A chaotic, mass-casualty, emergency response drill proved the ideal setting for management Ph.D. candidate Semin Park to test a theory about how dynamic conflict relations emerge and evolve over time.
Partnering with an academy that trains future paramedics, Park was allowed to get to know the trainees, ask about their workplace friendships, witness the multi-vehicle incident and active-shooter drill, and videotape their interactions. Her findings are part of her forthcoming dissertation.
“Using what I knew about who favored whom, I was able to compose different teams and assign roles to different paramedics in the training exercise,” Park said. “Sometimes you have to work closely with people whom you have a strained relationship with, and sometimes you don’t.”
Park got the paramedic trainees to wear monitoring equipment so that she could track where they were and who they were with during the mock drill. The equipment was funded by the U.S. Army Research Institute, which is also invested in team dynamics.
“We watched as a paramedic trainee spotted a colleague whom he disliked, and quickly scanned the crowd for someone else to help him care for the injured patient,” she said. “It showed us that even in an emergency, a life-or-death situation, pre-existing relationships matter. People who don’t like each other tend to not go near each other, regardless of the role they’re in. It’s absolutely fascinating.”
A New Look at Team Conflict
Park is the lead researcher in a forthcoming paper in the Academy of Management Review exploring “A Network Conceptualization of Team Conflict.” It is co-authored with UConn management professors John E. Mathieu and Travis J. Grosser.

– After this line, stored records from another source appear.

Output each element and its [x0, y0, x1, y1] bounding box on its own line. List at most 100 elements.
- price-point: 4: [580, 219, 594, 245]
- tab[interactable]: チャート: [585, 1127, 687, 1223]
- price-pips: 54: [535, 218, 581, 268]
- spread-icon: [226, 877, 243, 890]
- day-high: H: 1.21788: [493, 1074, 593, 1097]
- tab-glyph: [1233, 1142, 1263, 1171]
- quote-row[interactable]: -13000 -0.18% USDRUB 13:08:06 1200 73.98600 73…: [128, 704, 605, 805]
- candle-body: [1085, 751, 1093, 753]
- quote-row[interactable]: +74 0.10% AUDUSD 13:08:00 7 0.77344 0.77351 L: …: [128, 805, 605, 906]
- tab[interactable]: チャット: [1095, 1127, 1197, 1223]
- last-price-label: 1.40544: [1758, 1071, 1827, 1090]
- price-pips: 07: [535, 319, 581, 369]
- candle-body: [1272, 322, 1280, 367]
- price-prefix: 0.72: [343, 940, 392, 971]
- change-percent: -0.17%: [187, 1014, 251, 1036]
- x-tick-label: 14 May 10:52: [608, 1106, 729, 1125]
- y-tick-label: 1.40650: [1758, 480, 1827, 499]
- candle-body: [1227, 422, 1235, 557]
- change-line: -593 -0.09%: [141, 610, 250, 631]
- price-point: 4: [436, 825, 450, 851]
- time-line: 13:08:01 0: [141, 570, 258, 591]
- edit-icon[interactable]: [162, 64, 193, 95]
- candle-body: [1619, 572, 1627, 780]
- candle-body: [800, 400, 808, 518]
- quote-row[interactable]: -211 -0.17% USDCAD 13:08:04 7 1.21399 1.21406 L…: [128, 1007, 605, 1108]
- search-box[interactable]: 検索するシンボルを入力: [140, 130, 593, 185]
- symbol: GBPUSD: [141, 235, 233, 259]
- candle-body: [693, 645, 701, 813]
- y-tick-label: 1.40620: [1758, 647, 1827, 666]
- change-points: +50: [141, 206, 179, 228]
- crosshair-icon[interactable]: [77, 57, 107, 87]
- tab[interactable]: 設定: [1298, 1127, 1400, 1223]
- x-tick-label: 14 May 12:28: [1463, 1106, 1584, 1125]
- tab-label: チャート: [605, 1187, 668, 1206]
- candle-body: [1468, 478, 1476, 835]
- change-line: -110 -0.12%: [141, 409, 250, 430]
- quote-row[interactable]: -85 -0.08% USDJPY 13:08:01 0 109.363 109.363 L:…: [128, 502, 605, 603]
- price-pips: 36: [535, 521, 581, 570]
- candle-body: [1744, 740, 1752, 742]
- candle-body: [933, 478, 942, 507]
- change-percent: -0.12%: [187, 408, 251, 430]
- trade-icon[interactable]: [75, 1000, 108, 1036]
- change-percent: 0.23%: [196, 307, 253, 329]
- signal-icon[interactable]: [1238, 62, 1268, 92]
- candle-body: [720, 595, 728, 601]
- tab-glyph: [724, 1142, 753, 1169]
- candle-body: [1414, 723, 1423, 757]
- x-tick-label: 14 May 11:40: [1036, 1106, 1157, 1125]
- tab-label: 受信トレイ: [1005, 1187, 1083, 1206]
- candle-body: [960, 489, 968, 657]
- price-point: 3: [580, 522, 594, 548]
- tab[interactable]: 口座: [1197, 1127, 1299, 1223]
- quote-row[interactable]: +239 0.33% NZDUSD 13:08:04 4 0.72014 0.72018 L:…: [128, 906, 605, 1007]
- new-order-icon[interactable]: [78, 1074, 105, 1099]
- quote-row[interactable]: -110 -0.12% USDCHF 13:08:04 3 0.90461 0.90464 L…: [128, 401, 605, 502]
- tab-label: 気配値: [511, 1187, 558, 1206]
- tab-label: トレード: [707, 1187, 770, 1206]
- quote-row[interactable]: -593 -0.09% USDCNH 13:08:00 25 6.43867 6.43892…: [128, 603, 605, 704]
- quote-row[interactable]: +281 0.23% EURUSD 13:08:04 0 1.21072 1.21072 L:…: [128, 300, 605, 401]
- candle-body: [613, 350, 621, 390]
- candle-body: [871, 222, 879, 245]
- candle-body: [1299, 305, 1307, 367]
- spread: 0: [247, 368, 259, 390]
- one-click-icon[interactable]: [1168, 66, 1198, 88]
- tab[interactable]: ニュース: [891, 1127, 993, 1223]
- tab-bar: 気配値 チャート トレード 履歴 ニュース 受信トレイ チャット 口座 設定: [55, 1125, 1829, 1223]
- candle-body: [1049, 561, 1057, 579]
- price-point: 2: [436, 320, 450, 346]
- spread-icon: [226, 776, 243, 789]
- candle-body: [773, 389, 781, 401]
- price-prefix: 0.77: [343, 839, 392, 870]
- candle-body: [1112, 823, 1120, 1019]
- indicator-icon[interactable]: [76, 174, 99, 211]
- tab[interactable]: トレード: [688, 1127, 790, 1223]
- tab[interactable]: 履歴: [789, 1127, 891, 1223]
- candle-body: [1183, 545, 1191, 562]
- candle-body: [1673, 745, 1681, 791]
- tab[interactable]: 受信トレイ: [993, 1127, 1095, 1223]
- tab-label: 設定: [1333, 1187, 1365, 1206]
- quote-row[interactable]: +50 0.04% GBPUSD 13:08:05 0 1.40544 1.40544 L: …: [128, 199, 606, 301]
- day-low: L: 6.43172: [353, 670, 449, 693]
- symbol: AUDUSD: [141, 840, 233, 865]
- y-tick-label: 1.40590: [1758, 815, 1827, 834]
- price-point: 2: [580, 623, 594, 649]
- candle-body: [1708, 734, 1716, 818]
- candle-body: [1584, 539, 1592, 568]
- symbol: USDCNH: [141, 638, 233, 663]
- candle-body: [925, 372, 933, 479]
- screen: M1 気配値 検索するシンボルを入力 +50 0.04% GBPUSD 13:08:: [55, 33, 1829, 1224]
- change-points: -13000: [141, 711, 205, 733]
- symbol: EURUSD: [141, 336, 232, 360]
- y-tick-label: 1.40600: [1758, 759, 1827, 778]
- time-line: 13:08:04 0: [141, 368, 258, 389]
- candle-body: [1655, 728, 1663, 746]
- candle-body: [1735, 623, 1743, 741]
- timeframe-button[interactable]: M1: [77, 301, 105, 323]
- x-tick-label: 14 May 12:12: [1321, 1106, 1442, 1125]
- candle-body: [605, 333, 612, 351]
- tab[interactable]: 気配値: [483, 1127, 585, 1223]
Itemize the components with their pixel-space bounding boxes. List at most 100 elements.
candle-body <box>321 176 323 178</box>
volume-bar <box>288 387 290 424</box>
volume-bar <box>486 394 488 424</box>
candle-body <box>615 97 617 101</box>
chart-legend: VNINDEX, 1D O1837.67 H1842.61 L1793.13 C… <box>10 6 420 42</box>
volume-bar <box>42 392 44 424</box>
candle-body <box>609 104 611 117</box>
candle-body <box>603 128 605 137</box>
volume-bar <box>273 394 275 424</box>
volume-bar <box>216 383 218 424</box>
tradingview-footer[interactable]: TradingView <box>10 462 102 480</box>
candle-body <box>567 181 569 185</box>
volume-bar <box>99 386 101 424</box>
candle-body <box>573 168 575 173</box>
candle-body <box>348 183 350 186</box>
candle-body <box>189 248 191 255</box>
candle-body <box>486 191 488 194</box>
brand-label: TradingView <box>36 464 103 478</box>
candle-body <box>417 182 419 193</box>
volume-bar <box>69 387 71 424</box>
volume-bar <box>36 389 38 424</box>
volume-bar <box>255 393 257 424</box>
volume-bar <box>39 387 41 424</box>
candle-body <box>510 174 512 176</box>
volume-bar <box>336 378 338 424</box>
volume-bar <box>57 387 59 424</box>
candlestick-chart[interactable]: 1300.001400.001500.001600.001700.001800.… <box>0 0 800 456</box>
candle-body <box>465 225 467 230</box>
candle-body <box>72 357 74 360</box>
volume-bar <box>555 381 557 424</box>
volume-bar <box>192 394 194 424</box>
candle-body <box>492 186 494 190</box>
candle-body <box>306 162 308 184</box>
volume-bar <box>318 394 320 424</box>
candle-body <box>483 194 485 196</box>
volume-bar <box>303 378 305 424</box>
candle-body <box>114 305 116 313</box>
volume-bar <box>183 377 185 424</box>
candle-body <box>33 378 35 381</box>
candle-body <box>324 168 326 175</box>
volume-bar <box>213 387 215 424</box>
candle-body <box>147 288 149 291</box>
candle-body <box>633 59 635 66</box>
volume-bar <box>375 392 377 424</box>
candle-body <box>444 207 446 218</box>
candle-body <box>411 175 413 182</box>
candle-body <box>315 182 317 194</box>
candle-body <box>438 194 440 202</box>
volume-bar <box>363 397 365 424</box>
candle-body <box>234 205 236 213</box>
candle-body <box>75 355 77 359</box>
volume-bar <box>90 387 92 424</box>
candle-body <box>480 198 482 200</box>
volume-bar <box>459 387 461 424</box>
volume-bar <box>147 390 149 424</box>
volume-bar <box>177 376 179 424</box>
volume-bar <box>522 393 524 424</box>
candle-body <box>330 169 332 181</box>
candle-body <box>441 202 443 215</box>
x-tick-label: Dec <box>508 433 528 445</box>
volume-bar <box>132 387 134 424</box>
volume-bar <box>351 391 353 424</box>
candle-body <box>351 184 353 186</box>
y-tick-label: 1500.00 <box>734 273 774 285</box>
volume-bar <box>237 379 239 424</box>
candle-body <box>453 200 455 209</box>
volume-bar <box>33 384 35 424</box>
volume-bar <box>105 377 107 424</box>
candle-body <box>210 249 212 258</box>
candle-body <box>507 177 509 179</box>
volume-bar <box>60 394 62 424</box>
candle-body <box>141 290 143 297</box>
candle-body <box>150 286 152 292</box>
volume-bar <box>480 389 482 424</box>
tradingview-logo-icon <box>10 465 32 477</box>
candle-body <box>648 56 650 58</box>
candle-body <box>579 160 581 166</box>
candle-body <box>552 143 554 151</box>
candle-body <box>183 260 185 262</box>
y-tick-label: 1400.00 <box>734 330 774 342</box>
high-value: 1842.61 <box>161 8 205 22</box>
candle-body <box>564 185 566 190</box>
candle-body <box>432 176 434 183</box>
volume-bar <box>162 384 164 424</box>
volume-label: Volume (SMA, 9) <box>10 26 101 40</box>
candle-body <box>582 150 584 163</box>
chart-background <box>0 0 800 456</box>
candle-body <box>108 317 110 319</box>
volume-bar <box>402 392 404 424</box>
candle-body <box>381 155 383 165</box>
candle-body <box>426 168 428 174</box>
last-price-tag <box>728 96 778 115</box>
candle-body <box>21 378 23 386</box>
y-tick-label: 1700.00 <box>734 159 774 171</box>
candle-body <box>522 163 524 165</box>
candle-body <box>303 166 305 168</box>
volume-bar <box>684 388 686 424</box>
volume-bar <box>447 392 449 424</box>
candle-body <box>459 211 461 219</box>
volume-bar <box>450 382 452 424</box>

“Early in my Ph.D. program I became interested in the conflict that occurs in the workplace all the time, which seems to be something employees struggle with even more than the tasks that they need to complete,” said Park, who began her research in 2015. “Conflict relations can spread across teams and create subgroups in the workplace, new networks and ties and patterns of work. And yet, we found that, traditional conflict research was limited when it came to deciphering those dynamics.”
Conflict in the workplace can be divided into two forms, the UConn researchers wrote. Relationship conflict (RC) which describes interpersonal incompatibilities has been found to provoke employees’ negative emotions, which limit their task-related processing abilities. It may result in one employee withdrawing from, avoiding, or engaging in tasks with the other. The impact is least detrimental when they are unrelated with designed task-flow ties, and most problematic when disgruntled employees share work assignment responsibilities. Employees are unlikely to seek advice, and are generally unwilling to cooperate with those whom they have emotional conflicts, the researchers wrote.
A second form of conflict is based not on personal traits but on task conflict (TC). This form of conflict can actually be beneficial for an organization because it prevents “groupthink” and premature consensus. It can also lead to higher quality group discussions among members, the researchers said.
They investigate how interpersonal and task-based conflicts can impact work team effectiveness. In the past, they said, workplace conflict has been painted with a broad brush. They argue that team conflict is particularly complex because each team member may experience, or perceive, varying degrees of conflict with another team member, and may have different work responsibilities with the person or people with whom they conflict. The relationship, therefore, between task flow and conflict management is complicated and an extremely significant determinant of team effectiveness, they said.
As such, the researchers created a more fine-tuned theoretical concept of conflict dynamics as part of a multiplex (two or more relationships) network configuration, recognizing the unique ties and tasks that impact how well a team works.
Workarounds Change the Workplace
“By taking the network perspective, you can see how conflict between and among people can change how workplace networks evolve over time,” Grosser said. “If I don’t like Person A, I try to work almost exclusively with Person B instead. Previous research approaches didn’t get to that level of nuance. Looking at the conflict patterns within teams can give us unique insight.
For example, two teams may have similar overall levels of conflict, but what happens on those teams may be very different if the pattern of conflict relationships differ. Maybe everyone is having trouble getting along with one person on one team, and maybe there are warring subgroups on the other.”
One of their key discoveries is that people tend to bypass dysfunctional relationships, pursuing instead “workarounds” which result in changes from the optimal task-flow patterns. The implications of this are even greater today as the modern workplace becomes more team-centric, said Grosser, who focuses his research on relationship networks within organizations.
As a way to circumvent dysfunctional relationships, workarounds may be viable and beneficial to team effectiveness. Conversely, they can pose issues for the person who is caught between the conflicted parties and it can cause additional stress for the team, the researchers wrote.
Mathieu, who works with teams under adverse circumstances, preparing them for space travel and other challenging situations, said the implications are most crucial for emergency services, whether in medical situations or air-traffic controllers.
“You certainly don’t want a ‘workaround’ that leaves a hospital patient unattended,” Mathieu said. “We want to identify where conflict came from, how it evolved, and, most importantly, what can be done to intervene?”